Esther explained that a jury in Los Angeles had acquitted the four
police officers accused of beating Rodney King. That surprised me, having seen the video. “Now,” she said, “the whole city is on fire.” That did not surprise me, having seen the video. Four people were dead from the mayhem. I stared at the smoky pictures. But Esther watched me, glaring at my hands accusingly, as if I could throw a brick through a shop window ten thousand miles away. She told me, only half joking, “Of course you're not going back there.”

“Back where?” I asked.

“America.” It sounded like a dirty word.

“I don't live in America,” I said. “I live in Montana.” I smirked a little, thinking of my hometown, in which the police report tends to consist of cute items like somebody walking past The Paint Pot on Main Street called in to say they noticed through the window that a coffeemaker had been left on. Not exactly Florence and Normandie.

Still, Esther wouldn't drop it. “Why would you ever want to go back
there
?” she scowled, waving at the TV, where a palm tree was in flames.

“Because it's huge” was the only thing I could come up with.

I wished that I could describe the hugeness. That it wasn't just a huge mess. I wanted to tell Esther about the Montana sky and how it's so gigantic that Montana is called Big Sky Country and how I missed it so much I pretended that behind the constant Dutch ceiling of clouds there was a big range of mountains with snow way up top. I wanted to tell her that even though I liked being twenty minutes away from Amsterdam, I was the kind of person who will sit in a car for the thirteen-hour
drive to Seattle—for Esther the equivalent of driving to Greece—just to see a band I like. I wanted to tell her that every time I meet her for some dinky thimbleful of coffee in the student union I daydream about big steaming diner cups and so many free refills you can't help but talk real fast.
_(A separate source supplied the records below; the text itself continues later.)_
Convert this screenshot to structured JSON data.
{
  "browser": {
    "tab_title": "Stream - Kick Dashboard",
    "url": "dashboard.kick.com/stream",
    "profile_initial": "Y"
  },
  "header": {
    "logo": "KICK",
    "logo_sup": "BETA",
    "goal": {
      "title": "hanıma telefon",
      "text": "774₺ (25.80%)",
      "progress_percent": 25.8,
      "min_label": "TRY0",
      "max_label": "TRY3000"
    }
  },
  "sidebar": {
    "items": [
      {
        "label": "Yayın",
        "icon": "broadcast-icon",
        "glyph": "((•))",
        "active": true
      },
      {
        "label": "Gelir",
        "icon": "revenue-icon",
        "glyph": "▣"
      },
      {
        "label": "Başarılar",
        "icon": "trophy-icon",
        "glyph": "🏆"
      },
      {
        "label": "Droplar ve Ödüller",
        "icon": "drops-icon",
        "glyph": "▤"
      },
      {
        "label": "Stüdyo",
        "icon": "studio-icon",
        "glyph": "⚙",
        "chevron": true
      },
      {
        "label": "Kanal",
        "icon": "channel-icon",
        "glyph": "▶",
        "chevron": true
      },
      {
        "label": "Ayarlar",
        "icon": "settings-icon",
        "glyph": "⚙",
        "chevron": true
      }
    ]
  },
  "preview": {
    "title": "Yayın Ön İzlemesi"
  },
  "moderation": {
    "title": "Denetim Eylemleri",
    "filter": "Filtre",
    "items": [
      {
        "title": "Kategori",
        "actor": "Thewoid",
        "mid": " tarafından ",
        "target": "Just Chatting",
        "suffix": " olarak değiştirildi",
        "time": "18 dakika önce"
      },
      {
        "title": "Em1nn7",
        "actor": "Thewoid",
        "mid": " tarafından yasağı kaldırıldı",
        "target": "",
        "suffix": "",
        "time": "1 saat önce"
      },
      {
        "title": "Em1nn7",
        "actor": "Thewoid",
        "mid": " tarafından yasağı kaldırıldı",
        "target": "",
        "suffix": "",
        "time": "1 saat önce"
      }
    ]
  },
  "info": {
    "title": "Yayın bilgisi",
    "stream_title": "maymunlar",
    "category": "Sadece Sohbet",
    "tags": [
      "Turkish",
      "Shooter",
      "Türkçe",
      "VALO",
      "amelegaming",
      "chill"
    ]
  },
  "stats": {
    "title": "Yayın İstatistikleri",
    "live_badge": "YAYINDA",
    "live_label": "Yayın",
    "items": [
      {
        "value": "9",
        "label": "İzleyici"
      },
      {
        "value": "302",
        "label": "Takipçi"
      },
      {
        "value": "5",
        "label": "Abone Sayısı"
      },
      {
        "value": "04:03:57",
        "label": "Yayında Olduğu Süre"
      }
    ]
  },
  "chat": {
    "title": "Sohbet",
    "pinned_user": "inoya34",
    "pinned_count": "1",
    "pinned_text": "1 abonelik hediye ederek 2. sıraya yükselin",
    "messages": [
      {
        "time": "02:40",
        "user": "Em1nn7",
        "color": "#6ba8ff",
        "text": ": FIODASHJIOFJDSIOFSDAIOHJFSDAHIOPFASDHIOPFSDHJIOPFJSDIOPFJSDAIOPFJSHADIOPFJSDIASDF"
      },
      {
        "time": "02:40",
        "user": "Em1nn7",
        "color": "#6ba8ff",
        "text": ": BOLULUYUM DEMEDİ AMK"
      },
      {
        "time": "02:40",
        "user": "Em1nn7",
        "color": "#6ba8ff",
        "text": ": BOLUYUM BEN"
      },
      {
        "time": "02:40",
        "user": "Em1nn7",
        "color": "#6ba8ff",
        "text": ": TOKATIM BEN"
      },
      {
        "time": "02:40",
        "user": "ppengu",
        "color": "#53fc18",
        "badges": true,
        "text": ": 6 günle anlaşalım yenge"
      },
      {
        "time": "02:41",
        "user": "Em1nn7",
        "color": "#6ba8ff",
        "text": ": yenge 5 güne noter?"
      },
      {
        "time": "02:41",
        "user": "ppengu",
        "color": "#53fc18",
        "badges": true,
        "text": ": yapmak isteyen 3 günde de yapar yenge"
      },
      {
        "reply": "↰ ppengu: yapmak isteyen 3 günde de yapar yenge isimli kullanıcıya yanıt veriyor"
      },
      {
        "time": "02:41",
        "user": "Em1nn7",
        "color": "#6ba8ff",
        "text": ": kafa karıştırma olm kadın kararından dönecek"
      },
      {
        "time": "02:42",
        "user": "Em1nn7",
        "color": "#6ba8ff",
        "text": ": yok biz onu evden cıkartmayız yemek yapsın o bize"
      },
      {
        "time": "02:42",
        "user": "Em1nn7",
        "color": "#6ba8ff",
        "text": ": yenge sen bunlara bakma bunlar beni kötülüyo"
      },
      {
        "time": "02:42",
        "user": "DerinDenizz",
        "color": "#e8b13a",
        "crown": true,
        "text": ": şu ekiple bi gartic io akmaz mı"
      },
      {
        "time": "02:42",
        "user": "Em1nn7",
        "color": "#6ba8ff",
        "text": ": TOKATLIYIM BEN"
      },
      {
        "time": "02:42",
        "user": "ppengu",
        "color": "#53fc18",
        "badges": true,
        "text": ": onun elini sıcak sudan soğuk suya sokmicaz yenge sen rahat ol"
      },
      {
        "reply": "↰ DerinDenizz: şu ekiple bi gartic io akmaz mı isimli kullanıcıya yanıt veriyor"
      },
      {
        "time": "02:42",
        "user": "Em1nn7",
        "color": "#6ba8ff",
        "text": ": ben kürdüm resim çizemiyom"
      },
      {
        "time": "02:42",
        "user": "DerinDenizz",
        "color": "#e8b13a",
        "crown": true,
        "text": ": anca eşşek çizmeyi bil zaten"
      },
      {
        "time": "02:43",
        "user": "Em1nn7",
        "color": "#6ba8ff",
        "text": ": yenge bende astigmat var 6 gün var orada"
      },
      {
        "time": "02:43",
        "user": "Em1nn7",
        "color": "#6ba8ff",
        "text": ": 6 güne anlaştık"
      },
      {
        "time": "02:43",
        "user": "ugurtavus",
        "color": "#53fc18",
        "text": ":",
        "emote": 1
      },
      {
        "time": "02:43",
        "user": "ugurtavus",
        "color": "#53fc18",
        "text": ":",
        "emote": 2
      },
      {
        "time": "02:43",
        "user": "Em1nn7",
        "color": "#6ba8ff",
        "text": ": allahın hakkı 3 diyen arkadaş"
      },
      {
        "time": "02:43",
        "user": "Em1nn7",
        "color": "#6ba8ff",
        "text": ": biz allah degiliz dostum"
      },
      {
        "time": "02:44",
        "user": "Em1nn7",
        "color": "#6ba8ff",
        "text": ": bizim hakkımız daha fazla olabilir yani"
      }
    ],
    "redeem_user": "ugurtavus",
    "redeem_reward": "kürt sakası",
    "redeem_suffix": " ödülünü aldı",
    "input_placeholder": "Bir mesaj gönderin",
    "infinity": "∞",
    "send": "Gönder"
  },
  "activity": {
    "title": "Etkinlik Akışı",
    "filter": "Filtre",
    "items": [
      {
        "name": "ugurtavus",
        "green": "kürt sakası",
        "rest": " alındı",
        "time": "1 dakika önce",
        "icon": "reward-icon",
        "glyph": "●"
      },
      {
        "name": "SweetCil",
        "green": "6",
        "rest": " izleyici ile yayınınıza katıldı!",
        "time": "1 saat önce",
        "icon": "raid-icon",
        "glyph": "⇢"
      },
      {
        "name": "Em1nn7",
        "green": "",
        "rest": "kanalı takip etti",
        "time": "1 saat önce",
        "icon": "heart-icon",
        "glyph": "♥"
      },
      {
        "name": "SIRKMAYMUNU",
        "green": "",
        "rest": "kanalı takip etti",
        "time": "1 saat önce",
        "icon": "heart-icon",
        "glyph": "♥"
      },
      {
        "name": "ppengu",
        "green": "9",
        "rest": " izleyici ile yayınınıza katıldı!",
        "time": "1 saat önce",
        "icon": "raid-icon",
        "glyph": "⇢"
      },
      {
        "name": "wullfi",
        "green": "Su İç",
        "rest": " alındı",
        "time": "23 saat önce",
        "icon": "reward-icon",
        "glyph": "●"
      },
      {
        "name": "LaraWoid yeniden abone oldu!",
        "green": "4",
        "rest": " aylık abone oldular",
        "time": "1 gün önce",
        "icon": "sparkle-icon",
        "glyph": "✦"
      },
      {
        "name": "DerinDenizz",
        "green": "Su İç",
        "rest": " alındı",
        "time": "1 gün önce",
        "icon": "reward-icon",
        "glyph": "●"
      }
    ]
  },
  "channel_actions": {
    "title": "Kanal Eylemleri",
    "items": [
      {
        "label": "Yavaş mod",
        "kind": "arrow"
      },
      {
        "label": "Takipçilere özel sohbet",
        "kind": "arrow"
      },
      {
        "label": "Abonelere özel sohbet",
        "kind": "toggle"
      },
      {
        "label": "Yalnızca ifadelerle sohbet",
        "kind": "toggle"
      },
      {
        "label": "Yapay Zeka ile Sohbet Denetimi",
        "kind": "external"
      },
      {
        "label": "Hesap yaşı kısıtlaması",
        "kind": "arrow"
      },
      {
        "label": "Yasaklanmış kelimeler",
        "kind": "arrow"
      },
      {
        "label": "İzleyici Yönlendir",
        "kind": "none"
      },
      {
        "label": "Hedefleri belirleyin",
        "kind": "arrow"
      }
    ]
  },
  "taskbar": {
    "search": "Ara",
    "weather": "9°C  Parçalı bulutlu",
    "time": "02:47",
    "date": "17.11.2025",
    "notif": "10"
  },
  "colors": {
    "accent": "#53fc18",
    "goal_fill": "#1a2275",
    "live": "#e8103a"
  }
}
I wanted to tell her that looking at those riots on TV was digging a hole inside me and could she try and understand. But I ran out of there. I didn't have the heart to try and explain why my lunatic home-land was going up in smoke to a resident of that sane little country whose craziest cultural brouhaha had been the great tulip mania of 1636. I jumped on my little bike and rode through the little town past a couple of little windmills. I went up to my little room and fell to pieces.

I finally fell asleep after listening to a Beach Boys song about twenty-nine times on my Walkman—“Wouldn't It Be Nice.” Wouldn't it be nice if four people weren't dead because four other people mauled their fellow citizen with billy clubs, over and over and over again? Wouldn't it be nice if all those men and women weren't running onto freeways and shooting guns in the air and shooting guns at each other and looting TV sets out of stores and being teargassed and terrorized and slain? Wouldn't it be nice if that truck driver wasn't lying in some hospital bed barely hanging on because a mob tore him out of his truck and attacked him en masse? Justice, wouldn't that be nice? I guess I needed to hear towheaded California boys singing something
so beautiful and so sappy as “Maybe if we think and wish and hope and pray it might come true.” The song ends “Sleep tight my baby.” I kept rewinding that part.